AI is the hot topic at the moment, and is already making a huge impact on how we do search engine marketing. This article guides you through the latest developments and what you need to know.
Impact of AI on SEO Copywriting
Content marketing is a well-established way of increasing your SEO rankings, as we showed with this case study where we raised an osteopath’s rankings across the board with targeted SEO content on specific conditions, e.g. back pain, sciatica, etc.
We create these pages by looking at many high-authority sources and collating the information, then dividing into subheadings such as What Causes Back Pain, How Is Back Pain Treated and so on. We include references to the high-authority sources and then complete with information about the clinic and a call to action to funnel the user into booking.
Of course, collating high-authority sources is precisely what ChatGPT does, and the medical content which it creates is scarily similar to what we’re getting humans to create.
On the one hand, this makes it far easier to include stacks of useful content on your website, as you can get ChatGPT to write it and then tweak it a little for accuracy. In this way you could create content for ‘condition’ or ‘treatment’ pages several times faster. Search engines are not penalising AI-created content as they originally said they may do, so no problem there.
The downfall is that your content is going to be extremely generic as everyone starts doing the same thing and every back pain page is going to say more or less the same things.
To stand out we will need to be unique. Having content which no-one else has in addition to all the generic advice will help you to stand out, both to Google and to your potential patient. If everyone else’s back pain page just contains all the generic advice and yours has the same information plus some useful personal tips and alternative perspectives, your page is more interesting and useful, which will stand in your favour in Google rankings.
Our Advice: Leverage ChatGPT to create large volumes of content quickly. Tweak it to ensure it is high quality and contains useful, high-authority outbound links, but then add some content of your own that no-one else will have and that will not be in the ChatGPT engine.
AI Generated Search Results
Search is changing massively. Bing have already incorporated an AI section into their search which can answer your questions in human language without you needing to visit a website, and Google are about to do the same with GSE (Generative Search Experience).
This has huge implications for content marketers. Where before someone would ask a question, a list of websites would come up and they would visit a website to find the information they need, now they can just chat with the search engine to get the information they need without visiting a website. The lead magnet that website has is then never seen, and the website no longer has a way of turning its content into clicks, and eventually into money.
Google’s GSE is still a way from being publicly rolled out, but Bing’s is already here.

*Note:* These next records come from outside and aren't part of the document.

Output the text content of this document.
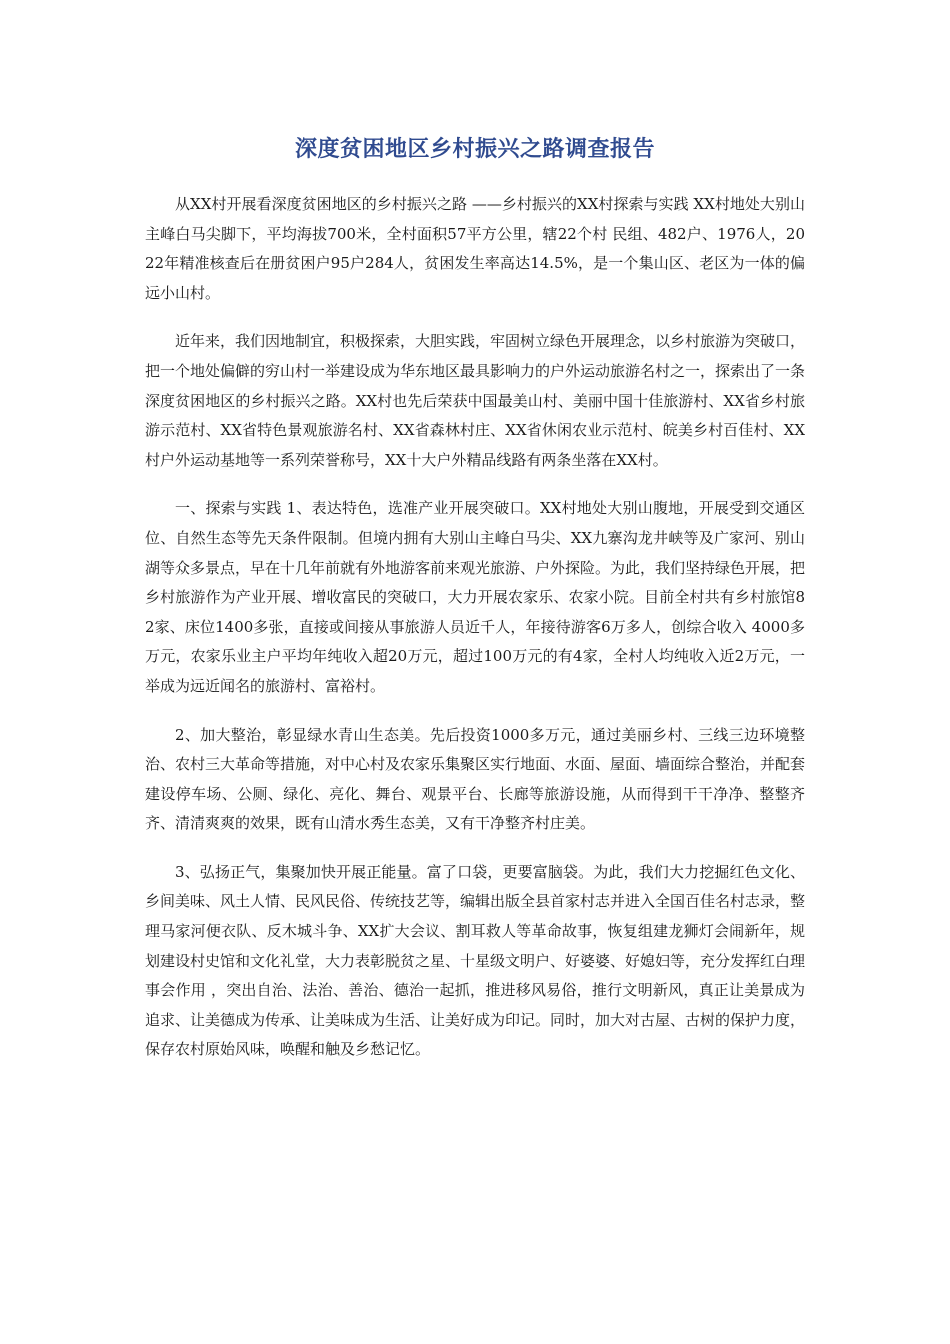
深度贫困地区乡村振兴之路调查报告

从XX村开展看深度贫困地区的乡村振兴之路 ——乡村振兴的XX村探索与实践 XX村地处大别山主峰白马尖脚下，平均海拔700米，全村面积57平方公里，辖22个村 民组、482户、1976人，2022年精准核查后在册贫困户95户284人，贫困发生率高达14.5%，是一个集山区、老区为一体的偏远小山村。

近年来，我们因地制宜，积极探索，大胆实践，牢固树立绿色开展理念，以乡村旅游为突破口，把一个地处偏僻的穷山村一举建设成为华东地区最具影响力的户外运动旅游名村之一，探索出了一条深度贫困地区的乡村振兴之路。XX村也先后荣获中国最美山村、美丽中国十佳旅游村、XX省乡村旅游示范村、XX省特色景观旅游名村、XX省森林村庄、XX省休闲农业示范村、皖美乡村百佳村、XX村户外运动基地等一系列荣誉称号，XX十大户外精品线路有两条坐落在XX村。

一、探索与实践 1、表达特色，选准产业开展突破口。XX村地处大别山腹地，开展受到交通区位、自然生态等先天条件限制。但境内拥有大别山主峰白马尖、XX九寨沟龙井峡等及广家河、别山湖等众多景点，早在十几年前就有外地游客前来观光旅游、户外探险。为此，我们坚持绿色开展，把乡村旅游作为产业开展、增收富民的突破口，大力开展农家乐、农家小院。目前全村共有乡村旅馆82家、床位1400多张，直接或间接从事旅游人员近千人，年接待游客6万多人，创综合收入 4000多万元，农家乐业主户平均年纯收入超20万元，超过100万元的有4家，全村人均纯收入近2万元，一举成为远近闻名的旅游村、富裕村。

2、加大整治，彰显绿水青山生态美。先后投资1000多万元，通过美丽乡村、三线三边环境整治、农村三大革命等措施，对中心村及农家乐集聚区实行地面、水面、屋面、墙面综合整治，并配套建设停车场、公厕、绿化、亮化、舞台、观景平台、长廊等旅游设施，从而得到干干净净、整整齐齐、清清爽爽的效果，既有山清水秀生态美，又有干净整齐村庄美。

3、弘扬正气，集聚加快开展正能量。富了口袋，更要富脑袋。为此，我们大力挖掘红色文化、乡间美味、风土人情、民风民俗、传统技艺等，编辑出版全县首家村志并进入全国百佳名村志录，整理马家河便衣队、反木城斗争、XX扩大会议、割耳救人等革命故事，恢复组建龙狮灯会闹新年，规划建设村史馆和文化礼堂，大力表彰脱贫之星、十星级文明户、好婆婆、好媳妇等，充分发挥红白理事会作用 ，突出自治、法治、善治、德治一起抓，推进移风易俗，推行文明新风，真正让美景成为追求、让美德成为传承、让美味成为生活、让美好成为印记。同时，加大对古屋、古树的保护力度，保存农村原始风味，唤醒和触及乡愁记忆。
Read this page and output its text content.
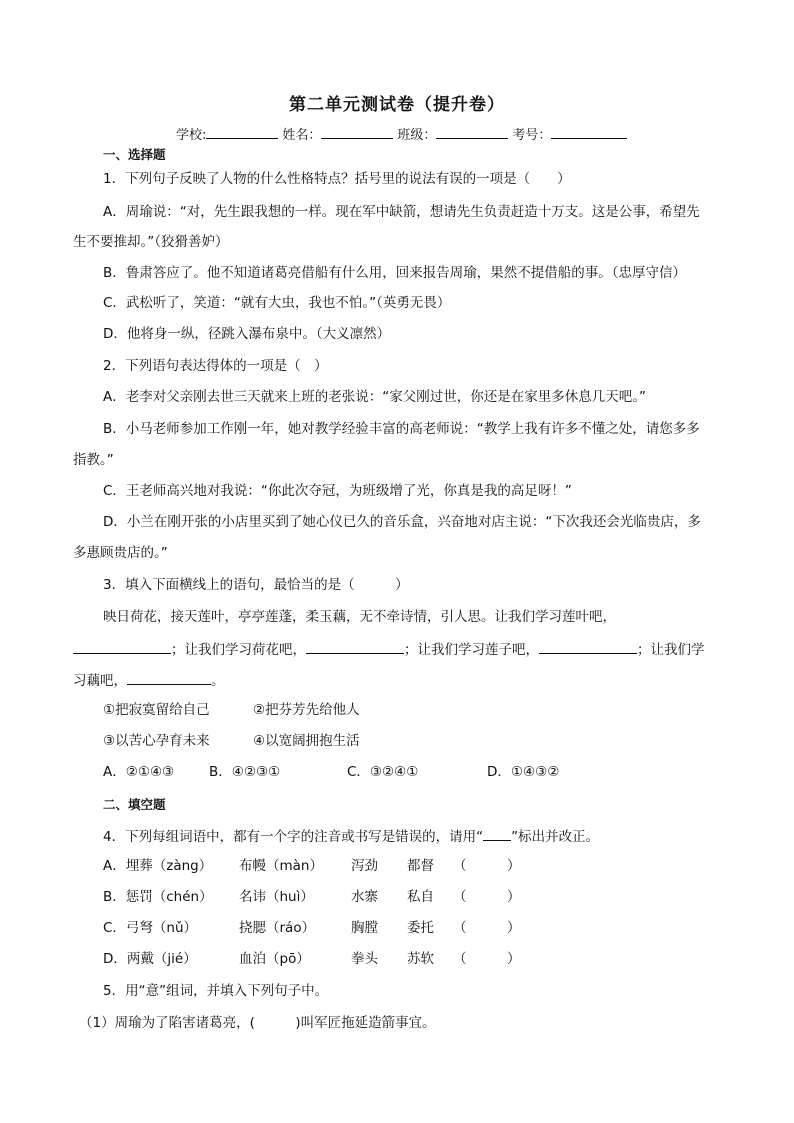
第二单元测试卷（提升卷）
学校:	姓名：	班级：	考号：
一、选择题
1．下列句子反映了人物的什么性格特点？括号里的说法有误的一项是（　　）
A．周瑜说：“对，先生跟我想的一样。现在军中缺箭，想请先生负责赶造十万支。这是公事，希望先
生不要推却。”（狡猾善妒）
B．鲁肃答应了。他不知道诸葛亮借船有什么用，回来报告周瑜，果然不提借船的事。（忠厚守信）
C．武松听了，笑道：“就有大虫，我也不怕。”（英勇无畏）
D．他将身一纵，径跳入瀑布泉中。（大义凛然）
2．下列语句表达得体的一项是（　）
A．老李对父亲刚去世三天就来上班的老张说：“家父刚过世，你还是在家里多休息几天吧。”
B．小马老师参加工作刚一年，她对教学经验丰富的高老师说：“教学上我有许多不懂之处，请您多多
指教。”
C．王老师高兴地对我说：“你此次夺冠，为班级增了光，你真是我的高足呀！”
D．小兰在刚开张的小店里买到了她心仪已久的音乐盒，兴奋地对店主说：“下次我还会光临贵店，多
多惠顾贵店的。”
3．填入下面横线上的语句，最恰当的是（　　　）
映日荷花，接天莲叶，亭亭莲蓬，柔玉藕，无不牵诗情，引人思。让我们学习莲叶吧，
；让我们学习荷花吧，	；让我们学习莲子吧，	；让我们学
习藕吧，	。
①把寂寞留给自己	②把芬芳先给他人
③以苦心孕育未来	④以宽阔拥抱生活
A．②①④③	B．④②③①	C．③②④①	D．①④③②
二、填空题
4．下列每组词语中，都有一个字的注音或书写是错误的，请用“ ”标出并改正。
A．埋葬（zàng） 布幔（màn） 泻劲 都督 （　　　）
B．惩罚（chén） 名讳（huì）	水寨 私自 （　　　）
C．弓弩（nǔ）	挠腮（ráo）	胸膛 委托 （　　　）
D．两戴（jié）	血泊（pō）	拳头 苏软 （　　　）
5．用“意”组词，并填入下列句子中。
（1）周瑜为了陷害诸葛亮，(　　　)叫军匠拖延造箭事宜。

To see how it works, see this conversation I had with it below:
You can see that although Bing stops short of a recommendation, it does cite its sources, and among them are local clinics such as the London Pain College and University College of Osteopathy Clinic.
By creating unique and useful content and raising your website authority, you may be able to become a cited source for these search chats, meaning that your clinic name will be cited.
Unless you have the domain authority to compete for big terms like back pain, try going more niche. By answering questions in your content such as “what is the best treatment for sciatica during pregnancy” rather than general sciatica content, you stand more chance of being seen. Again, being unique and creating content no-one else will have is the key.
Getting Recommended by GSE
Although search won’t provide us with a recommendation per se, it will answer factual questions, like this:
At this point Bing suggested 3 more questions, the first being the one I asked below, What are the qualifications of Christoph Datler, the first osteopath to appear above when I asked who had good reviews. So I clicked on that question.
Now his details come up with a link to the website and directions.
Obviously we want our own websites to be appearing when people ask GSE these kinds of questions. Think about what people might ask – who has good reviews, who is qualified, experienced, is there parking, is transport easy, do they work with children, what are their prices, etc., and ensure all this information is clearly explained on your website to be crawled by AI and incorporated into search chats.
Our Advice: Emphasise your credentials, excellent reviews and any other USPs on your website in the same way as you would for local SEO more generally. Try to create unique content which may also help you be cited in the result..
Conclusion
AI is bringing exciting changes to how we search and find out information, and we need to stay on the pulse to make the most of the opportunities this will bring and to ensure we don’t get left behind.
The main takeaways from this article are:
- Don’t hide your light under a bushel. Make sure that Google can crawl your website and see everything that makes you special, and all practical information anyone might possibly need about visiting your clinic. This way you stand much more chance of being found by an AI-powered search chat.
- Don’t be afraid to use ChatGPT to generate content. However, edit it for quality, add links and citations, and also create your own, unique content on the subject that users won’t find anywhere else on the internet. This will allow you to rise up above the internet groupthink that will power AI and most of your competitors’ websites.